In America, the mother, father, brothers, and previous self that Mina had known before the revolution slowly melted away and evaporated. They became like characters she’d read about in a book, people who lived in a different land, long ago.
“You know we’re going back,” Baba would say some mornings in those early years as he ironed his pizza apron. “As soon as this revolution thing dies down.” Hooman would concentrate on his cereal and mumble, “That’s what you said a year ago.” Mina would think of her blue suitcase under her bed, ready to be filled with her clothes and paint set so she could return home to Bita and Agha Jan and Aunt Nikki and all the rest of her family and friends at any given moment.

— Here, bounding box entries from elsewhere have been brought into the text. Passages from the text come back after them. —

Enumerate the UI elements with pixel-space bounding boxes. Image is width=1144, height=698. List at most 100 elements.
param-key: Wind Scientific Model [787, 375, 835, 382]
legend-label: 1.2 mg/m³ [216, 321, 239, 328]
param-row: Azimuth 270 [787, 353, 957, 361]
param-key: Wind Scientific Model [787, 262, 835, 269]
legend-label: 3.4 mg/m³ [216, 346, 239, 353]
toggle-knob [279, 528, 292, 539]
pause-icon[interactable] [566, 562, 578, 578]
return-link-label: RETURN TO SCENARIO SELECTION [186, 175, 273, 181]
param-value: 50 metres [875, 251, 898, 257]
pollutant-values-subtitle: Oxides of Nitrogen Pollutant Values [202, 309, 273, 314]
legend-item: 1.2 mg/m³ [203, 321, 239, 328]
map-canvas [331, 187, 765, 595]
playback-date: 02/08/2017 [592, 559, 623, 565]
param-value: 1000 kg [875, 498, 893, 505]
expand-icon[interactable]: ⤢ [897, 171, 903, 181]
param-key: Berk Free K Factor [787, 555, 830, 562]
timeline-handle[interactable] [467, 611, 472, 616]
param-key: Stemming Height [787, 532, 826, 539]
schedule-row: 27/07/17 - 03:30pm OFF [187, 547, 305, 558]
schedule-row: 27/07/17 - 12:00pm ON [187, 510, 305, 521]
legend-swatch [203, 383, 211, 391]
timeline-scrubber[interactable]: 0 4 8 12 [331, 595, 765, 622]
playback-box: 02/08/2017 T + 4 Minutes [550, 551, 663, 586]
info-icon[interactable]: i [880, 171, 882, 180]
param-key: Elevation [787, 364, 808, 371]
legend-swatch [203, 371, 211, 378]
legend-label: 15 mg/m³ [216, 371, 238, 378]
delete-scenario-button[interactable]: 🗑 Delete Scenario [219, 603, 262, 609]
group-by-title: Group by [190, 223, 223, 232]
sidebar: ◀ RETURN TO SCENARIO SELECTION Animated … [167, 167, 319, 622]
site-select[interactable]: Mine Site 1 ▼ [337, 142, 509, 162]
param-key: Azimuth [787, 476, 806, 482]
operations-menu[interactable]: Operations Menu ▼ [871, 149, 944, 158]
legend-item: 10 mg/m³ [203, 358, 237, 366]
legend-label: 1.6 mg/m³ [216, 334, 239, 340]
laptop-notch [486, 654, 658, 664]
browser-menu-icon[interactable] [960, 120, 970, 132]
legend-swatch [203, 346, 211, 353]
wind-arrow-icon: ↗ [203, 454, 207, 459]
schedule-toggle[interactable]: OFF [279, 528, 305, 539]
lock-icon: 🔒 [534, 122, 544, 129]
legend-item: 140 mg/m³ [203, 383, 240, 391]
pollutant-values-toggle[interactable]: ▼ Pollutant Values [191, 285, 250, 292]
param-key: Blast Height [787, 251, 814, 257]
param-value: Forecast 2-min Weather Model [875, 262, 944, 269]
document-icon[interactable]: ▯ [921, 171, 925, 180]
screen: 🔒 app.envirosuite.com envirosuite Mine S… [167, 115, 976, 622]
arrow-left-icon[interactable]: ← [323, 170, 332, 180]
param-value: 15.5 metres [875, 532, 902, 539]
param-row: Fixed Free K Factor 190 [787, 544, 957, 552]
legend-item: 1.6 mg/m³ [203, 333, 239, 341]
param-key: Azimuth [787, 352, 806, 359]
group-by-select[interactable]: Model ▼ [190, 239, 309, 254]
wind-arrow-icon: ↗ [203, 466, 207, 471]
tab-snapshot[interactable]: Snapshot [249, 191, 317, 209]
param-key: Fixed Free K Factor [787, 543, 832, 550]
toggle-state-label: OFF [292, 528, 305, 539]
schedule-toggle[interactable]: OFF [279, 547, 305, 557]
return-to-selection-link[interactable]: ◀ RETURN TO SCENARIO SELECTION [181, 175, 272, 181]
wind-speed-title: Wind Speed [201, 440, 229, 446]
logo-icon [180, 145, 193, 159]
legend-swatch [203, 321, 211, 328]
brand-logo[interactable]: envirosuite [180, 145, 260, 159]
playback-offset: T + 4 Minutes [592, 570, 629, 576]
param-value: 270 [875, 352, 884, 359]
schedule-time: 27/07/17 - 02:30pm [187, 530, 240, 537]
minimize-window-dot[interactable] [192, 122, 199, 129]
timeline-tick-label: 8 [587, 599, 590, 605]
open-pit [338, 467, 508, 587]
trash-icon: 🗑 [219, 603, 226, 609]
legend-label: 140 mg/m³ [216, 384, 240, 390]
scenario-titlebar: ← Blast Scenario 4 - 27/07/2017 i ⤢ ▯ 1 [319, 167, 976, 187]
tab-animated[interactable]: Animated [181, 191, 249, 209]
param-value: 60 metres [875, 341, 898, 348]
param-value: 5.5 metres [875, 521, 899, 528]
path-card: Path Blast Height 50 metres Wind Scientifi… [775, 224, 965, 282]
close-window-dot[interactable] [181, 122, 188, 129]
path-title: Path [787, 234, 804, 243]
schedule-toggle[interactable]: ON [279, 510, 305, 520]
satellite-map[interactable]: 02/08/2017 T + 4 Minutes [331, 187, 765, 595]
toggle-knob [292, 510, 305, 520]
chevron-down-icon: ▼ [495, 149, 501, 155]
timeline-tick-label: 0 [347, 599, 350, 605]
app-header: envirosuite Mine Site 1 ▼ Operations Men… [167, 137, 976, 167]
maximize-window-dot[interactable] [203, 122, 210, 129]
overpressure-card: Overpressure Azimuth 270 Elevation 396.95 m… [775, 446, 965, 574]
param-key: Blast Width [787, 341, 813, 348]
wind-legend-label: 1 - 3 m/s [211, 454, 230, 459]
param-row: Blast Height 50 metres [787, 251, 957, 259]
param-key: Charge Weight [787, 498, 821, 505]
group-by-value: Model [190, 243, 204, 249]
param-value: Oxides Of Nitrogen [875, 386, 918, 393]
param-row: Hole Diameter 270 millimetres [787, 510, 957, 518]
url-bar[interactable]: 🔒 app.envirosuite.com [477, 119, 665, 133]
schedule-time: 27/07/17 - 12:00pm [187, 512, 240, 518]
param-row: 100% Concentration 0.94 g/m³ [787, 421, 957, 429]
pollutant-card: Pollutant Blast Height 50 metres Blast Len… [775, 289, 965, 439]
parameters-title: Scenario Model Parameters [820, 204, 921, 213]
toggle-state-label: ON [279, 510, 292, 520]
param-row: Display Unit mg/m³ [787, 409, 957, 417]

When the TV host delivered his punch line, the studio roared with laughter and Mina was jolted back to the present. Young women in the audience clapped and flipped back their hair. Big men in baseball hats guffawed and hooted. What had she missed? What was so funny? What did those girls in the air-conditioned California studio do after the show? Go to a bar and sit on skinny stools and order drinks? Mina knew about the ancient Persian poets: Saadi, Rumi, and Hafez. She knew about bombs in Tehran in the 1980s. But she couldn’t name more than one cocktail. She had never been comfortable inside bars. Darya and Baba found the bar culture unseemly. Wouldn’t want her sitting on a skinny bar stool swinging her legs. Mina knew how to study and work very hard. She knew how to swing her legs on that hyphen that defined and denied who she was: Iranian-American. Neither the first word nor the second really belonged to her. Her place was on the hyphen, and on the hyphen she would stay, carrying memories of the one place from which she had come and the other place in which she must succeed. The hyphen was hers—a space small, potentially precarious. On the hyphen she would sit and on the hyphen she would stand and soon, like a seasoned acrobat, she would balance there perfectly, never falling, never choosing either side over the other, content with walking that thin line.
But to now jump off the hyphen and return to Iran required vaulting over a few hurdles. She had to get her paperwork straight and trust that despite some horror stories of Iranian exiles going back and being imprisoned, she’d be safe. More important, she had to convince her parents that their daughter’s going to the Islamic Republic for winter break was an absolutely brilliant idea.